5. Bake until the dough is golden brown and cooked through, 25 – 30 minutes. Serve warm with Dijon mustard for dipping.

Cranberry, Brussels Sprouts & Mt. Alice Skillet Nachos

Ingredients

Nonstick spray, as needed
1 red onion, diced
1 lg sweet potato, peeled & diced
2 T extra-virgin olive oil
2 tsp chopped fresh rosemary
1 tsp garlic powder
Kosher salt & freshly ground pepper
2 cups shredded Brussels sprouts
Tortilla chips, as needed
¾ cup cranberry sauce (or jam) with berries
1 cup VT cheddar cheese
8 oz Mt.

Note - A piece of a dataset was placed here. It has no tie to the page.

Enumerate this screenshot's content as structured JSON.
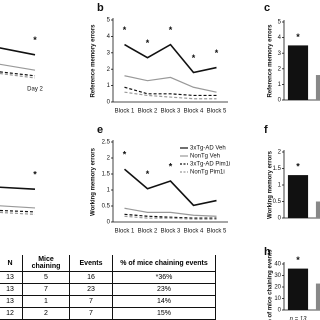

Alice cheese, thinly sliced
Fresh parsley, for serving

Directions

1. Make the sweet potatoes and Brussels sprouts: preheat the oven to 400°F. Lightly grease a baking sheet with nonstick spray.

2. Spread the onion and sweet potatoes on the baking sheet and drizzle evenly with the olive oil. Toss with the rosemary and garlic powder; season with salt and pepper.

3. Roast until the sweet potatoes are tender and beginning to brown, 12 – 15 minutes. Add the shredded Brussels sprouts to the baking sheet and toss well to combine. Return the baking sheet to the oven until the veggies are golden brown all over, 7 – 10 more minutes.

4. Make the nachos: Arrange the tortilla chips in an even layer in a large skillet. Dollop ¾ of the cranberry sauce all over the chips. Top with ¾ of the vegetables. Arrange the cheddar and Mt. Alice in an even layer on top and then finish with a layer of the remaining cranberry sauce and vegetable mixture.

5. Transfer the skillet to the oven and bake until the cheeses are very melted, 15 – 18 minutes. Remove the skillet from the oven and serve immediately, garnished with freshly ground black pepper and parsley.